Rz. 55

"Ziel [der Beurteilung der Kraftfahreignung] ist und bleibt es, die [sic] Situation der BürgerInnen bezüglich ihres Mobilitätsbedürfnisses und ihres Rechtsanspruches auf Sicherheit gerecht zu werden."[5] Dieses Zitat verdeutlicht das Spannungsfeld, in dem sich Verkehrspsychologen und Verkehrsmediziner während einer Begutachtung befinden.

 

Rz. 56

Erweitert man die Definition des Mobilitätsbedürfnisses in Richtung eines Mobilitätszwangs, verschärft sich der Interessenkonflikt sogar noch. In bestimmten ländlichen Regionen beispielsweise ist man "einfach auf das Auto angewiesen" und oft genug hängen ganze Existenzen vom Besitz der Fahrerlaubnis ab. Daher sollte der Fahrerlaubnisentzug kein Allheilmittel, sondern die letzte Instanz darstellen. Zu berücksichtigen ist dabei außerdem, dass die Wiedererteilung der Fahrerlaubnis in vielen Fällen ein wichtiges Hilfsmittel zur beruflichen und sozialen Rehabilitation ist und gerade bei jungen Leuten der Führerschein auch als Ausweis des Erwachsenseins angesehen wird und einen hohen Freizeitwert besitzt.

 

Rz. 57

Doch rechtfertigt das Schicksal des Einzelnen, der vielleicht durch den Fahrerlaubnisentzug seinen Arbeitsplatz verliert, nicht das Dulden von gefährlichen Verhaltensweisen und daraus resultierenden hohen Unfallrisiken im Straßenverkehr. Immerhin existiert neben dem Recht auf und dem Zwang zur Mobilität auch das Recht auf Sicherheit im Straßenverkehr. Daher gilt es stets unter Beachtung der Gleichbehandlung, aber auch einzelfallspezifischen Faktoren abzuwägen. Ziel einer Begutachtung sollte also stets sein, im Sinne des Einzelnen und der Gemeinschaft zu entscheiden und beiden Parteien hinreichend gerecht zu werden. Die Untersuchungen sind also weder eine Art "Nebenstrafe" noch ein "Idiotentest". Sie sind vielmehr eine Hilfestellung für den Betroffenen bei der Durchsetzung des Rechts auf Auto-Mobilität, allerdings nur solange dieses Recht nicht mit der Verkehrssicherheit kollidiert.

 

Rz. 58

Deutlich wird dies vor allem bei der Betrachtung der Änderung der Behandlung von Fahrern mit hohem Punktestand ("Mehrfachtäter") im Fahreignungsregister (bis 30.4.2014 Verkehrszentralregister) ab 1999. Früher wurde bei 18 Punkten unter Zuhilfenahme der MPU im Einzelfall entschieden, ob die Fahrerlaubnis zu entziehen sei. Seit Inkrafttreten der FeV wird hier schematisch und praktisch ausnahmslos gehandelt, indem bei Erreichen oder Überschreiten der 8 Punkte (vormals 18 Punkte) von der Nichteignung des Fahrers ausgegangen und die Fahrerlaubnis entzogen wird. Mithilfe der MPU kann dann im Einzelfall überprüft werden, ob die Fahreignung als wieder gegeben anzusehen ist.

 

Rz. 59

Insoweit wird hier auch deutlich, dass medizinische und psychologische Gutachter und Rechtsanwälte letztendlich im selben Boot sitzen, indem beide Garanten der Einzelfallgerechtigkeit sind.

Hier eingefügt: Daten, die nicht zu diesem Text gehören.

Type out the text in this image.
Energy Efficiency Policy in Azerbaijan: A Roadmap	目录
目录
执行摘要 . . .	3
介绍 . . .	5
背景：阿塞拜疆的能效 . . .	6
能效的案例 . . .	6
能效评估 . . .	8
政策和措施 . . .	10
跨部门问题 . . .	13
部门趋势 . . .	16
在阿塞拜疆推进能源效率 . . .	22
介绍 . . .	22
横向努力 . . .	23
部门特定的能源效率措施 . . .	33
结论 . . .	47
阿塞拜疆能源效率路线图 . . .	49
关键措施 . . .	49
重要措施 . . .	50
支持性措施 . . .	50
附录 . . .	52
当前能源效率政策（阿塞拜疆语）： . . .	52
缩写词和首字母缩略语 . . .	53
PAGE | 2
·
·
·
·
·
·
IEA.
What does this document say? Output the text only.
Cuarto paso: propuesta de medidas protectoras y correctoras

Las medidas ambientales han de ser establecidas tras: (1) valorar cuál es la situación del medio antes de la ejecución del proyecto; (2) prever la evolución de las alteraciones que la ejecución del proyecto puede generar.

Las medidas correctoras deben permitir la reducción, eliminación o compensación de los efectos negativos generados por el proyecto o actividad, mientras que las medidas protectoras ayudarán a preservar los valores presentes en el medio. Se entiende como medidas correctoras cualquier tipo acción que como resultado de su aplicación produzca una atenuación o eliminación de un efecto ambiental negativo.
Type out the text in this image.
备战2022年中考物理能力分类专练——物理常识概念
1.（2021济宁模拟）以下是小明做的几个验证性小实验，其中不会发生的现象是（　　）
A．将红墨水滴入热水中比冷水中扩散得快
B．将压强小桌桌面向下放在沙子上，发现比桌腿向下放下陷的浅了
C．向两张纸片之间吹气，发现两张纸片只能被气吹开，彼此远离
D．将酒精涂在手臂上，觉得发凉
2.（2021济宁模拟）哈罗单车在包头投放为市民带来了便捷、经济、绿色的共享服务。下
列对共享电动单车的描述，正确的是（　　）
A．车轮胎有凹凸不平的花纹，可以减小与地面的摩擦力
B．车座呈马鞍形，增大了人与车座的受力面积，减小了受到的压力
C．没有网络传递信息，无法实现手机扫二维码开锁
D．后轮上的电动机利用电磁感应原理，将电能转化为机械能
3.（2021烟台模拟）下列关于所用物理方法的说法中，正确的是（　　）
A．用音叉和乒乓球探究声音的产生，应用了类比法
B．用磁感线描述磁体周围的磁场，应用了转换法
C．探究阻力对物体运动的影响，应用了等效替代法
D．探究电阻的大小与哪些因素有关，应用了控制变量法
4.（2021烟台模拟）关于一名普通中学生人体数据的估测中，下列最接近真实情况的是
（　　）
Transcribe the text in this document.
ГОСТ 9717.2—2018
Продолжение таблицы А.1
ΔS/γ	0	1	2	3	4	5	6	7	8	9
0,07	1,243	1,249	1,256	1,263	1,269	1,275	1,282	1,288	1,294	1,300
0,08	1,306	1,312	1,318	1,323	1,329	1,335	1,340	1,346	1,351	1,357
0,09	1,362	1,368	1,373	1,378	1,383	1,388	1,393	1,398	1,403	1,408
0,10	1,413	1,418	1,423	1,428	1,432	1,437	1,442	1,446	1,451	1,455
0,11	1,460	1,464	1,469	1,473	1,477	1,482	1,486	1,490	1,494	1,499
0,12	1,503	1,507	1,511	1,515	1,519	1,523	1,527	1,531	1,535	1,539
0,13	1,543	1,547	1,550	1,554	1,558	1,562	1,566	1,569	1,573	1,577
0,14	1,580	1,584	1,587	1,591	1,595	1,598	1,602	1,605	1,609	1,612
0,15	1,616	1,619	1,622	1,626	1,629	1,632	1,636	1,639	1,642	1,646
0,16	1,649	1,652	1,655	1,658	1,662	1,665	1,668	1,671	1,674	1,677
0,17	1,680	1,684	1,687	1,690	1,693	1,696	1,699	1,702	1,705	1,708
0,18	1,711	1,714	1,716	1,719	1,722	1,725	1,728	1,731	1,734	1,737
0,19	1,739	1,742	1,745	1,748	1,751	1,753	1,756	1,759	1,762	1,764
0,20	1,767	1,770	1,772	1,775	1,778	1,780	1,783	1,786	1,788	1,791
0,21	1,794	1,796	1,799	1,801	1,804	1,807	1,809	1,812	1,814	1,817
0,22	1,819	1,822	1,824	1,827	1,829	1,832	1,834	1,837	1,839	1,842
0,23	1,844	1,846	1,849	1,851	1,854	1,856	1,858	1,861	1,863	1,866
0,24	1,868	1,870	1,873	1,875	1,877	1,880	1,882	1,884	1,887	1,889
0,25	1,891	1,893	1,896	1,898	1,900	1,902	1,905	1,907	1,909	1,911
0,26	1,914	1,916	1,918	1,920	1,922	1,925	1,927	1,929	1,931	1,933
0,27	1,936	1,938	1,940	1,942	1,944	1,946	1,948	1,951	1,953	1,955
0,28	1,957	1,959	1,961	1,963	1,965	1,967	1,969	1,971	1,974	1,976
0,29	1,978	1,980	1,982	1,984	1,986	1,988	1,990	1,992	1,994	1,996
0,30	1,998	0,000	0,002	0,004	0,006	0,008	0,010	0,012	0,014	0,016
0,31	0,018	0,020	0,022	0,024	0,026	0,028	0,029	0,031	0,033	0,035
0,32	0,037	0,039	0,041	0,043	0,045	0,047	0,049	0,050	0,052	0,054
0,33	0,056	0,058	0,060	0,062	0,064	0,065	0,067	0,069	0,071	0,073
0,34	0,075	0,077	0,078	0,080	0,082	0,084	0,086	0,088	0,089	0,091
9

[5] Koch, Vorwort zur 3. Auflage Urteilsbildung in der Fahreignungsbegutachtung, in: Deutsche Gesellschaft für Verkehrspsychologie (DGVP)/Deutsche Gesellschaft für Verkehrsmedizin (DGVM) (Hrsg.), Urteilsbildung in der Fahreignungsbegutachtung: Beurteilungskriterien, 3. Aufl. 2013, S. 5.